Saturday, October 06, 2007

A Word about the Old School

There are many MIT features that you just don't get at a lot of other schools. Some of these are of questionable merit. But not the Lewis Music Library.

Tucked away in the Humanities building (#14), where engineers dare not tread, the music library is a very literal treause trove. You're allowed to check out CDs, 5 at a time, for several days. This would be of great excitement for me even if I couldn't rip all of it onto the computer. Being the MIT music library they have almost no presence of rock or pop, but there's all the classical and jazz music you could ask for. So far I've checked out:

Thelonius Monk Quartet w/ John Coltrane at Carnegie Hall
Herbie Hancock: Head Hunters
Beethoven's 5th, 6th and 9th Symphonies
Holst: The Planets
Oklahoma! Soundtrack
John Coltrane: Meditations
Profoviev's Peter and the Wolf
Modern Jazz Quartet: Fontessa
The "Catch Me if you Can" Soundtrack
Frank Sinatra: Best of the Columbia Years

Hugh Jackman is a bit of a letdown as "Curly" in the Oklahoma production. But Prokofiev was a big plus because it came narrated in English and then in Spanish. But the best so far, by sure magnitude, is Frank.

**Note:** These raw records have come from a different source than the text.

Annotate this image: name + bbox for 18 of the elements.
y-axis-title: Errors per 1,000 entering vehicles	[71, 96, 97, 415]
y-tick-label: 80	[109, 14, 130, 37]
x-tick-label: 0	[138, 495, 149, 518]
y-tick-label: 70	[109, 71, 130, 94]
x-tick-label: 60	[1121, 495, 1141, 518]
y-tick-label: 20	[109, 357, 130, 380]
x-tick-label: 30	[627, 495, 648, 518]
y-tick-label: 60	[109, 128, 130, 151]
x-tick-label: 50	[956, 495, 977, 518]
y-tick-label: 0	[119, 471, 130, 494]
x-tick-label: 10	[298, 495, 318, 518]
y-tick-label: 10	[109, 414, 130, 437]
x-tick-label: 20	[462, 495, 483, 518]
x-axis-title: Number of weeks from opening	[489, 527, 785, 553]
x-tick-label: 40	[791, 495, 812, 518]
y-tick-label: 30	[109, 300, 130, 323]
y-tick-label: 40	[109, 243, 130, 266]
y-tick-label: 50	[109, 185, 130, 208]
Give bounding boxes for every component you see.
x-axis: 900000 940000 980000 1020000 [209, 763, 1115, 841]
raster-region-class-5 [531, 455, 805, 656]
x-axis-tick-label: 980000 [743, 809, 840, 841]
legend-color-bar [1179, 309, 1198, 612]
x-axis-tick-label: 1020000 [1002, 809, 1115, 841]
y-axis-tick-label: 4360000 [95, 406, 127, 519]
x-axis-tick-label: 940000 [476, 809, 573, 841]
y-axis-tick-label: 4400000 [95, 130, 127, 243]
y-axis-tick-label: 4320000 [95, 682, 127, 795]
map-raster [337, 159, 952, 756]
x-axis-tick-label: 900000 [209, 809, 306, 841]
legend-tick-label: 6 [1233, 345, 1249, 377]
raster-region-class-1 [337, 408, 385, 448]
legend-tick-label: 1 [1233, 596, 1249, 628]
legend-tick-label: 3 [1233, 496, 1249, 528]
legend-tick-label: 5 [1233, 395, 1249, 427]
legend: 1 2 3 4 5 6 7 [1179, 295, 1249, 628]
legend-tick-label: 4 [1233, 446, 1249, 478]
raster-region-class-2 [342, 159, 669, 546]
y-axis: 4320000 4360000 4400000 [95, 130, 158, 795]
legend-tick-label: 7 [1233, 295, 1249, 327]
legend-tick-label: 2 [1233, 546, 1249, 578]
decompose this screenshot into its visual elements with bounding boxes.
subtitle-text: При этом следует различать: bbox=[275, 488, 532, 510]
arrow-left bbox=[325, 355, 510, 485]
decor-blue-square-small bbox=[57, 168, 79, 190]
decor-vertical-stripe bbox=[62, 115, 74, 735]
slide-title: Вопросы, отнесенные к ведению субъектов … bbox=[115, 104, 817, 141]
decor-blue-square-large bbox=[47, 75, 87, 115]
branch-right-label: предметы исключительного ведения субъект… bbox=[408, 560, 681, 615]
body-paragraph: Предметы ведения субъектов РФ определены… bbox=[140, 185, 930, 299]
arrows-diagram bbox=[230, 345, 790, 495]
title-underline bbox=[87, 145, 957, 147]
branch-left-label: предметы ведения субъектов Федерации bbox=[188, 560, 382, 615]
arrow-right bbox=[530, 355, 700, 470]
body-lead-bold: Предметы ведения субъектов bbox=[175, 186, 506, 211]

The Best of the Columbia is a 4-disc retrospective of young Frank, 1943-52. And this was a time when you sang standards. Over the course of a hundred songs, Frank sings "Over the Rainbow," "Blue Skies," "People will Say We're in Love (From Oklahoma)," "There's no business like show business," "Begin the Beguine" and most importantly, "Home on the Range." That's right. Frank crooning "Home on the Range." Words cannot tell you what it's like.